Chebelyon was introduced to karate by his stepbrother, Baxter Linn, a senior at Norwich Free Academy. Linn wants to be a movie stuntman, and Chebelyon is his partner-in-mischief. The pair recently jumped off the roof of the house, and they keep old mattresses in the front yard to practice maneuvers. Chebelyon said he avoids injuries from his escapades by rolling. But before rolling, he said, he lands on his feet.
”He's resilient,” said Chebelyon's mother, Nancy Linn. “If Kuvi was a plant, I would say he would be a perennial for sure.”
Chebelyon and his sister were born in Maryland but moved to Kenya for six years to live with his maternal grandparents, avoiding his parents' divorce. In Kenyan schools, he said, students are disciplined by stick, but kids have more freedom to roam than they do here. He speaks fluent Swahili from his years living there.
He moved back to the United States in 2001. His mother is remarried to an Electric Boat engineer who has a son and daughter the same ages as Chebelyon and his sister. The four teens clean up after dinner together on nights the Linn siblings are there, joking and jostling with an amiable chemistry. They speak in detail about topics from woodworking to downloading.

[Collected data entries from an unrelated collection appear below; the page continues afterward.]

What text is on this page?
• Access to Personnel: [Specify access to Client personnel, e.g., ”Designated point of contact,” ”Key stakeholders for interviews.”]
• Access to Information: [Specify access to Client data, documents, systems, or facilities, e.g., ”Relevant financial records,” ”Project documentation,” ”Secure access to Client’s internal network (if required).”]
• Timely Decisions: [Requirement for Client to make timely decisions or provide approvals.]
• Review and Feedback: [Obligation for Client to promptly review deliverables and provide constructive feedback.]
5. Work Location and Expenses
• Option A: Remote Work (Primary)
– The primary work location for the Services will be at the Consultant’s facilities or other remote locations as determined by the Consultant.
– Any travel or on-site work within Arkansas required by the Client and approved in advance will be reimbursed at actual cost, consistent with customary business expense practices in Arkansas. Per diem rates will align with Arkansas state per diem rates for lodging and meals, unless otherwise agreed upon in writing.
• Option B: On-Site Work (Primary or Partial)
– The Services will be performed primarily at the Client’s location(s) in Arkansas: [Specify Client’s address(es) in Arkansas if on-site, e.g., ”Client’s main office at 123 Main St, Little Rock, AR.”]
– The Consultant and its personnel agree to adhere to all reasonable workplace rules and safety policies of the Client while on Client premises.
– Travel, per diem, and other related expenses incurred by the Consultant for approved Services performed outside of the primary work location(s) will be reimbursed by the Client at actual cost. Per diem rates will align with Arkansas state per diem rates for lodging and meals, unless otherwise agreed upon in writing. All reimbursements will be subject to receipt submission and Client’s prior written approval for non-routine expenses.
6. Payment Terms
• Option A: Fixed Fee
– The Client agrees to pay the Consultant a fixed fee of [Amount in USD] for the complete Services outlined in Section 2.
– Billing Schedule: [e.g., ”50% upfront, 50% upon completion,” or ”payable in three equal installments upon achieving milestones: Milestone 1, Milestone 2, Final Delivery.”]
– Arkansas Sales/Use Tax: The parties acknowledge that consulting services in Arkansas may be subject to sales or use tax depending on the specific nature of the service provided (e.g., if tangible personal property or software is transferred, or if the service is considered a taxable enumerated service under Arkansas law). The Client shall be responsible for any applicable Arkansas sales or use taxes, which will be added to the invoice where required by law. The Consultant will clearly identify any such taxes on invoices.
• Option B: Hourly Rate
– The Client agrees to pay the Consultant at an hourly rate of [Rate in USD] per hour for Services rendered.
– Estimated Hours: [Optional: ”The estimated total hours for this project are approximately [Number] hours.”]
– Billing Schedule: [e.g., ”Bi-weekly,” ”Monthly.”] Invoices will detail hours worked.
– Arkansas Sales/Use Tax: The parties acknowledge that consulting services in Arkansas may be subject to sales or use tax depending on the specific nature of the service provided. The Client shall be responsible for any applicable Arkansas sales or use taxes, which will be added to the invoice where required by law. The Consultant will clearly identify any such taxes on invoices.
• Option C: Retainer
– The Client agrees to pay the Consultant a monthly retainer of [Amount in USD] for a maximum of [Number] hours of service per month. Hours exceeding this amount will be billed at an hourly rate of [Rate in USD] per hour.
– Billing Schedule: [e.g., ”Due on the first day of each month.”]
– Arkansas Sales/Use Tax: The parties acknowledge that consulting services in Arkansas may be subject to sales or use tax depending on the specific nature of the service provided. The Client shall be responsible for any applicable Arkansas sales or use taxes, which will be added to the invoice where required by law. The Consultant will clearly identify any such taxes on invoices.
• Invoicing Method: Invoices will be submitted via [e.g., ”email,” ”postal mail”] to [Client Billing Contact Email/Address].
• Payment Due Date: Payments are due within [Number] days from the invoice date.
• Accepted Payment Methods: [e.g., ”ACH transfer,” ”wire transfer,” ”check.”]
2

Chebelyon, it seems, is interested in everything.
His French teacher, Renee Sylvestre, said he gets so excited about learning that he sometimes forgets to finish his work, unable to resist poring over the French books she stores in her classroom.
”He could pull straight A's without a problem, but he doesn't because of the spongelike quality of his brain,” Sylvestre said. “It's hard for me to fault a student for wanting to learn more.” She said he's engaged and mature beyond his years.
”He's a joy,” Sylvestre said. “If I had a whole class of Kuvis, I would be one happy woman.”